Saving mental photographs of the extraordinary ordinariness of barn chores, I ready myself as autumn fades to winter.
Equilibrium is delivered to my heart, once and ever after, from a stable.
I want to be like water, go low where there is least resistance, loll in the vestibules of leaks, the flaws of casks, painlessly pool around rocks, unworried about which part of me splits off. I want to flow, drop by drop, with crown-shaped splatters, hang like a spangled globule on the oily feather of a bird, jewel-like in the sun, or be flung
in diamond-crested shakes by a wet dog. Let me be of a piece, the shape of shape- lessness, like my airy partner, the fog. Let me forget I’m caught in the trap of a body, that abyss of bone and blood inside my skin where I founder, drowning. ~Enid Shomer, “Shoreless” from This Close To the Earth
I’m of an age where I try not to look at my shape in the mirror too often. My reflection reminds me too much of the ravages of time and faltering self-discipline. The old gray mare ain’t what she used to be.

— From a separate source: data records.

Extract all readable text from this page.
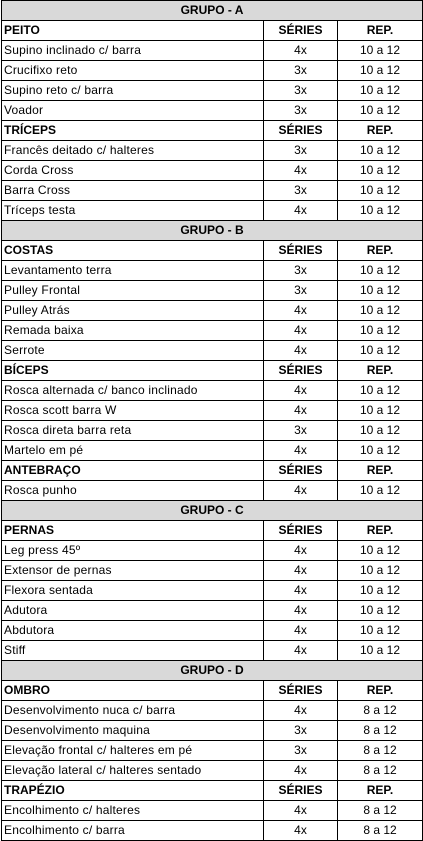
GRUPO - A		
PEITO	SÉRIES	REP.
Supino inclinado c/ barra	4x	10 a 12
Crucifixo reto	3x	10 a 12
Supino reto c/ barra	3x	10 a 12
Voador	3x	10 a 12
TRÍCEPS	SÉRIES	REP.
Francês deitado c/ halteres	3x	10 a 12
Corda Cross	4x	10 a 12
Barra Cross	3x	10 a 12
Tríceps testa	4x	10 a 12
GRUPO - B		
COSTAS	SÉRIES	REP.
Levantamento terra	3x	10 a 12
Pulley Frontal	3x	10 a 12
Pulley Atrás	4x	10 a 12
Remada baixa	4x	10 a 12
Serrote	4x	10 a 12
BÍCEPS	SÉRIES	REP.
Rosca alternada c/ banco inclinado	4x	10 a 12
Rosca scott barra W	4x	10 a 12
Rosca direta barra reta	3x	10 a 12
Martelo em pé	4x	10 a 12
ANTEBRAÇO	SÉRIES	REP.
Rosca punho	4x	10 a 12
GRUPO - C		
PERNAS	SÉRIES	REP.
Leg press 45º	4x	10 a 12
Extensor de pernas	4x	10 a 12
Flexora sentada	4x	10 a 12
Adutora	4x	10 a 12
Abdutora	4x	10 a 12
Stiff	4x	10 a 12
GRUPO - D		
OMBRO	SÉRIES	REP.
Desenvolvimento nuca c/ barra	4x	8 a 12
Desenvolvimento maquina	3x	8 a 12
Elevação frontal c/ halteres em pé	3x	8 a 12
Elevação lateral c/ halteres sentado	4x	8 a 12
TRAPÉZIO	SÉRIES	REP.
Encolhimento c/ halteres	4x	8 a 12
Encolhimento c/ barra	4x	8 a 12
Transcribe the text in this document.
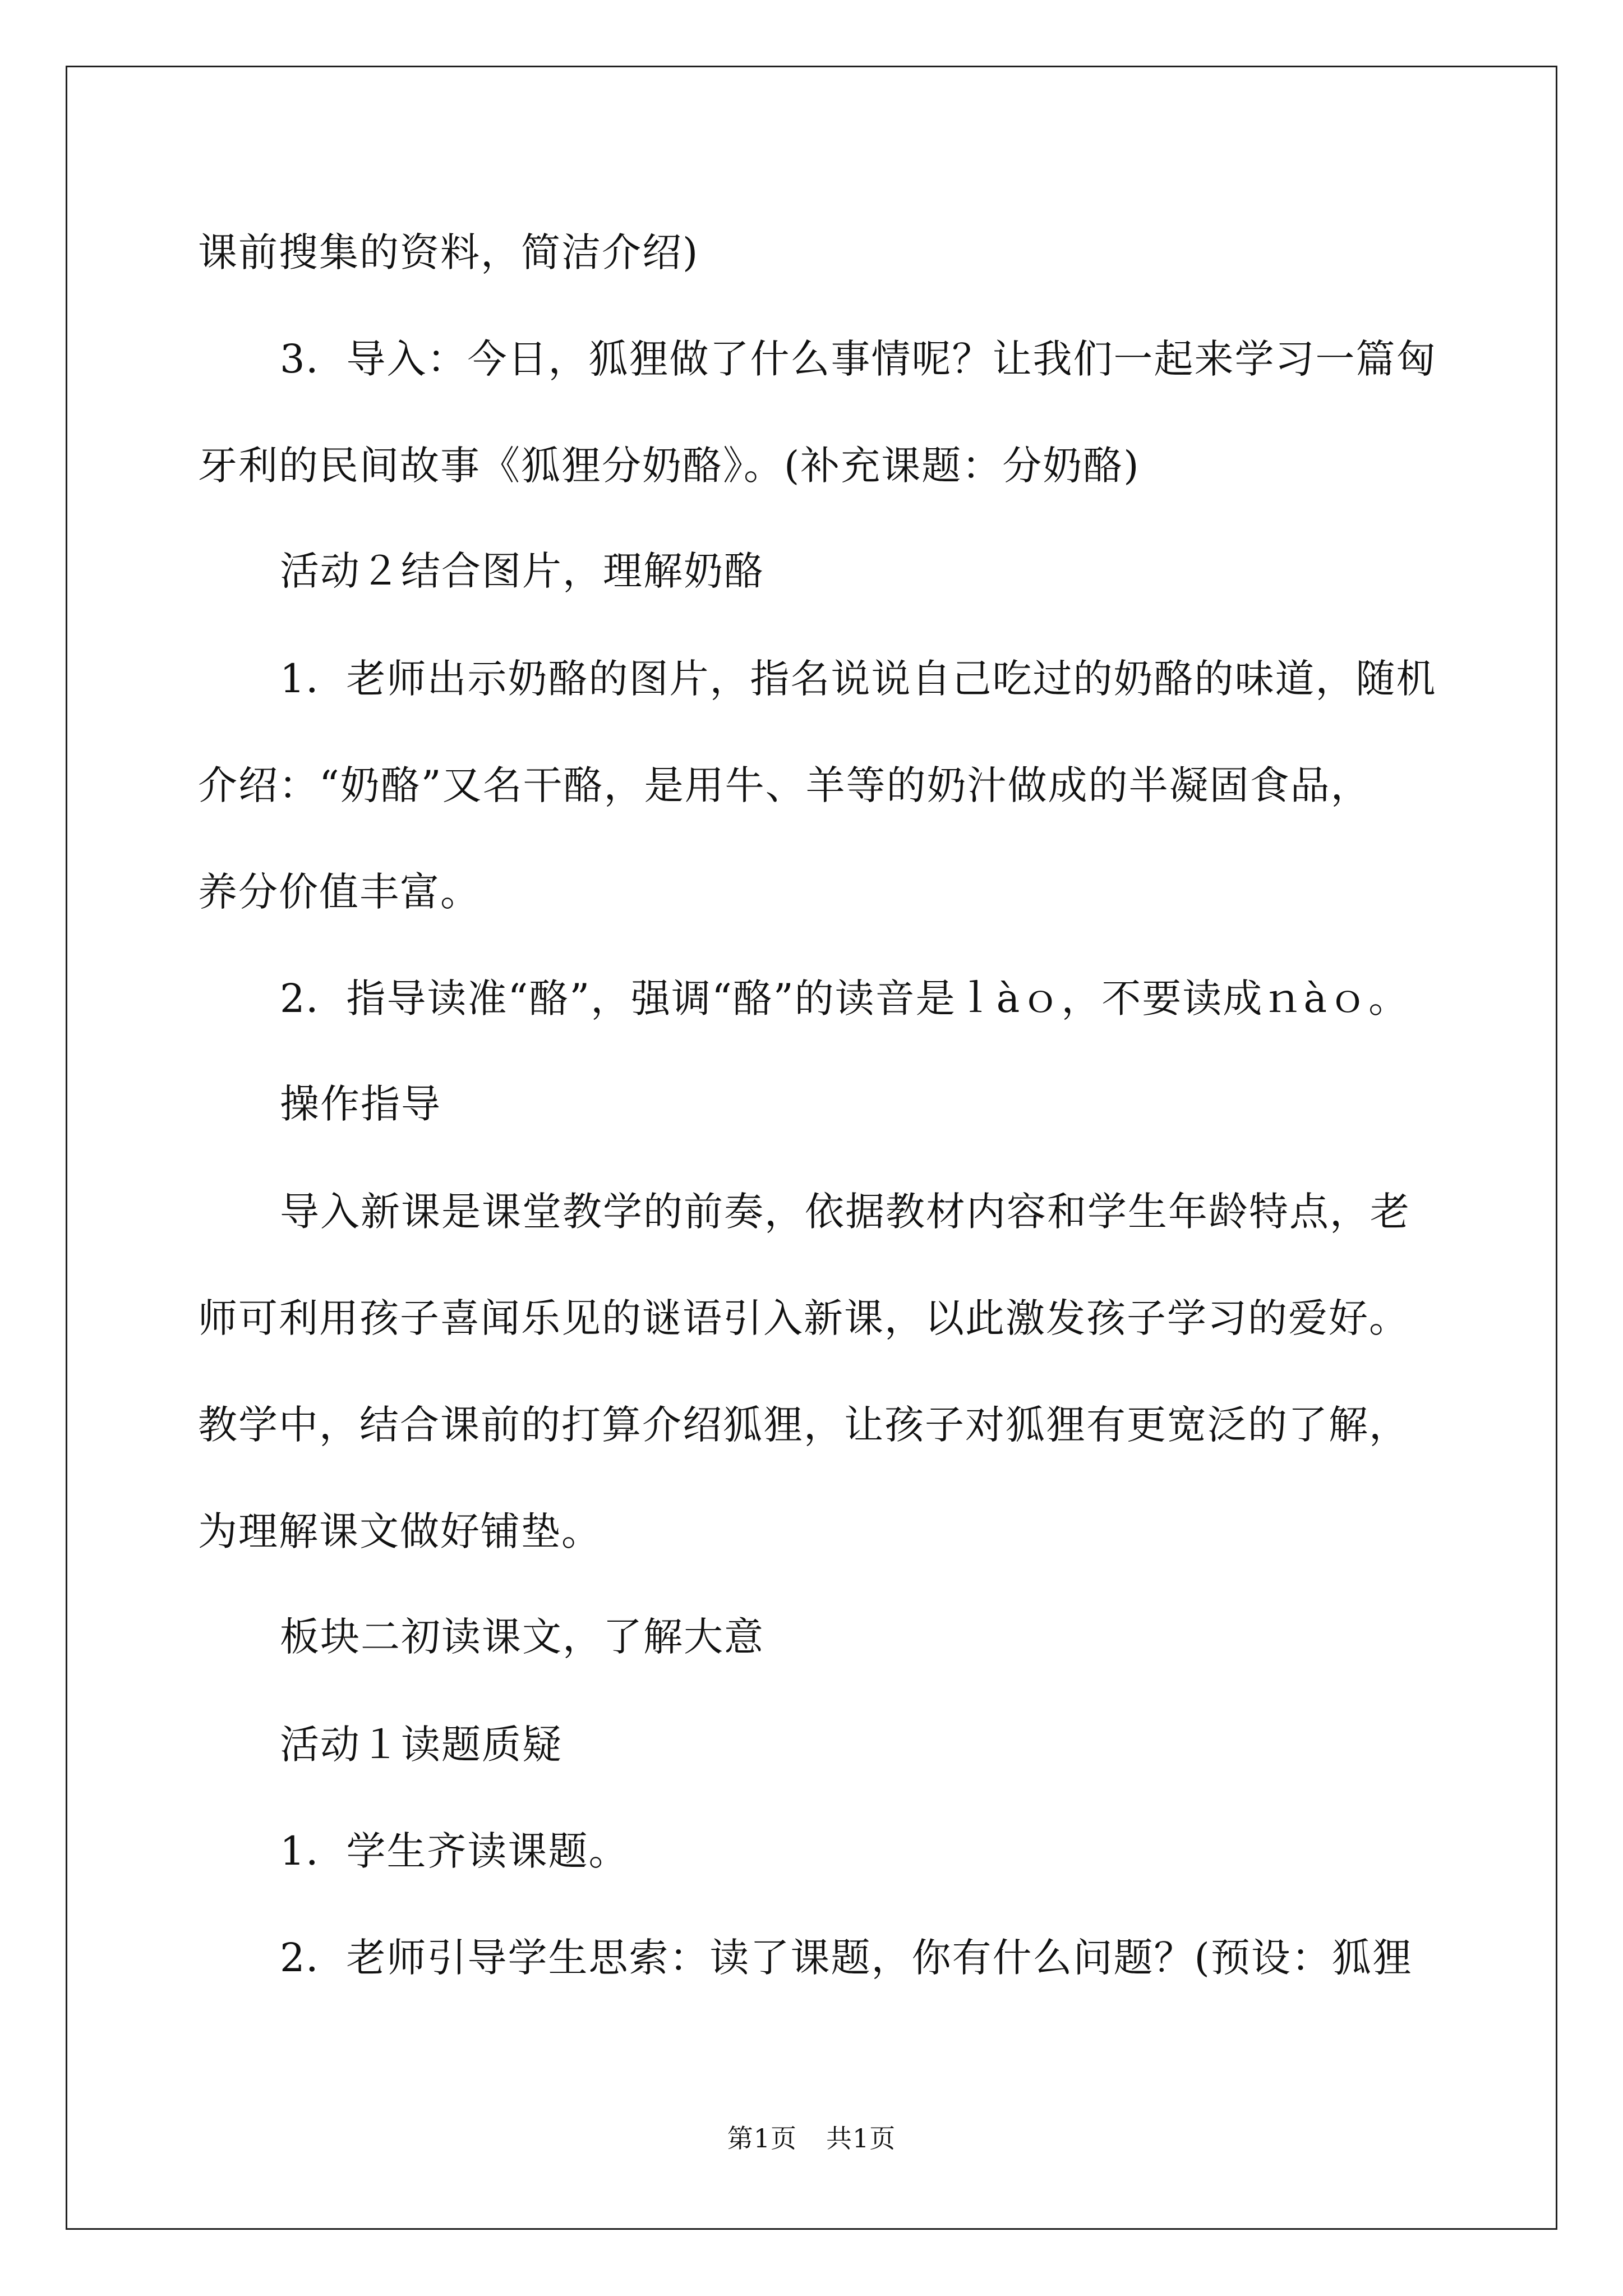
课前搜集的资料，简洁介绍)
3．导入：今日，狐狸做了什么事情呢？让我们一起来学习一篇匈
牙利的民间故事《狐狸分奶酪》。(补充课题：分奶酪)
活动２结合图片，理解奶酪
1．老师出示奶酪的图片，指名说说自己吃过的奶酪的味道，随机
介绍：“奶酪”又名干酪，是用牛、羊等的奶汁做成的半凝固食品，
养分价值丰富。
2．指导读准“酪”，强调“酪”的读音是ｌàｏ，不要读成ｎàｏ。
操作指导
导入新课是课堂教学的前奏，依据教材内容和学生年龄特点，老
师可利用孩子喜闻乐见的谜语引入新课，以此激发孩子学习的爱好。
教学中，结合课前的打算介绍狐狸，让孩子对狐狸有更宽泛的了解，
为理解课文做好铺垫。
板块二初读课文，了解大意
活动１读题质疑
1．学生齐读课题。
2．老师引导学生思索：读了课题，你有什么问题？(预设：狐狸
第1页 共1页
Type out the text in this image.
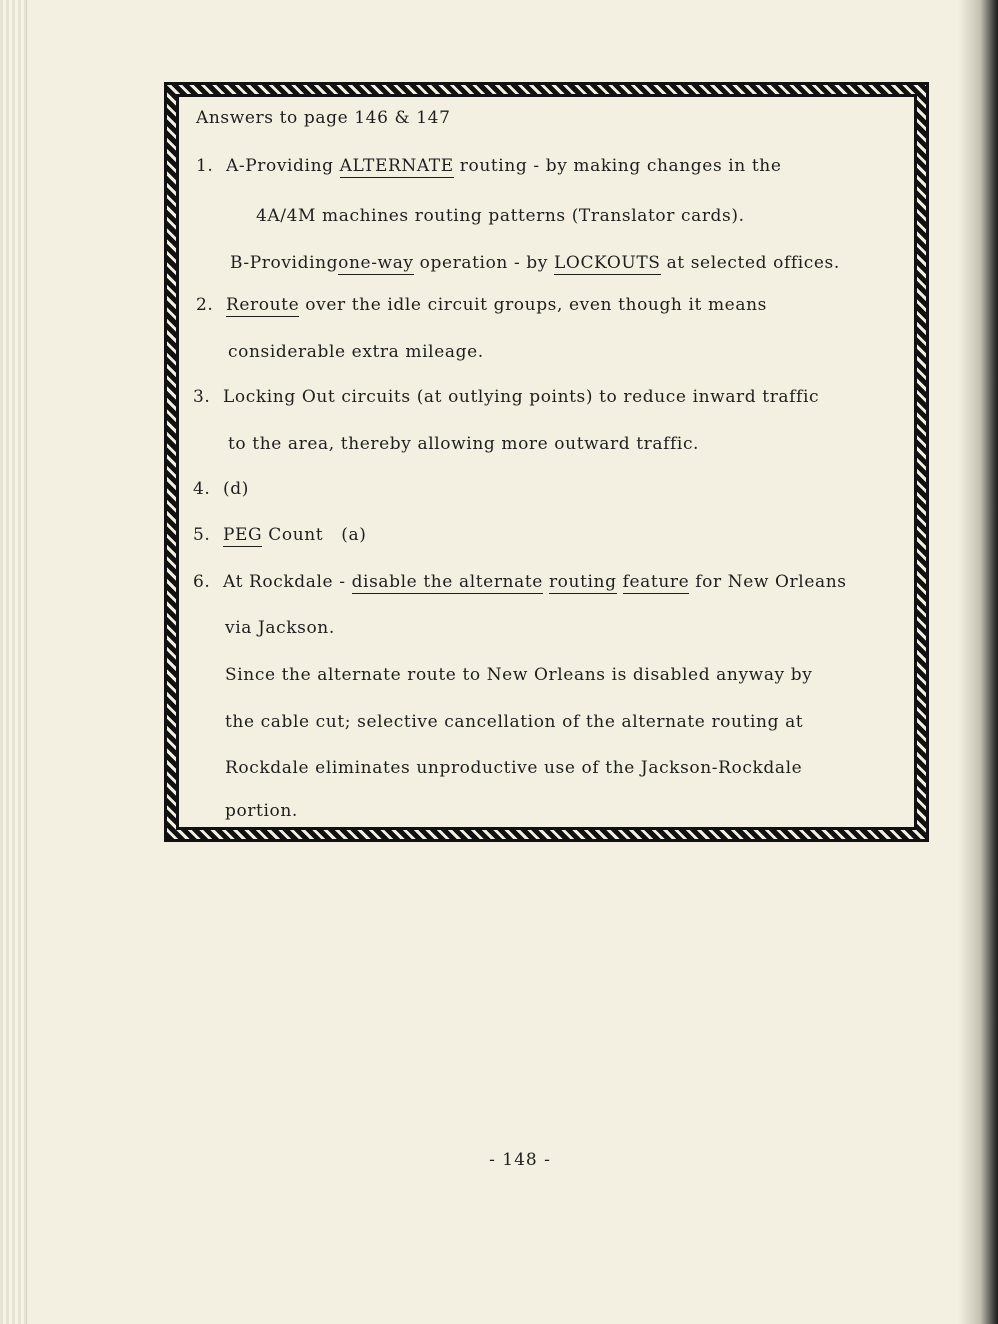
Answers to page 146 & 147
1. A-Providing ALTERNATE routing - by making changes in the
4A/4M machines routing patterns (Translator cards).
B-Providingone-way operation - by LOCKOUTS at selected offices.
2. Reroute over the idle circuit groups, even though it means
considerable extra mileage.
3. Locking Out circuits (at outlying points) to reduce inward traffic
to the area, thereby allowing more outward traffic.
4. (d)
5. PEG Count   (a)
6. At Rockdale - disable the alternate routing feature for New Orleans
via Jackson.
Since the alternate route to New Orleans is disabled anyway by
the cable cut; selective cancellation of the alternate routing at
Rockdale eliminates unproductive use of the Jackson-Rockdale
portion.
- 148 -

I was a skinny kid, so much so that my mother despaired of ever “fattening me up” with visits to the doctor and recommendations of high calorie supplements to add “meat to my bones.” I didn’t mind this plumping up at all, having been teased mercilessly at grade school that I was “Polebean Polis”. My overweight grandmother just shook her head at my mother and told me more than once about how skinny she was too as a kid and “look at me now.”
Grandma was right, particularly considering the challenges of post-childbirth and post-menopause. It takes lots of effort to keep from becoming “shapeless” when everything conspires to loosen, round out, sag, wrinkle and droop.
I like the thought that my shape is softened by the “fog” and water of time passing. I may not have the silhouette I used to have, or the firmness of muscle, nor can you easily count my ribs, but this is no trap I inhabit. It is merely temporary housing.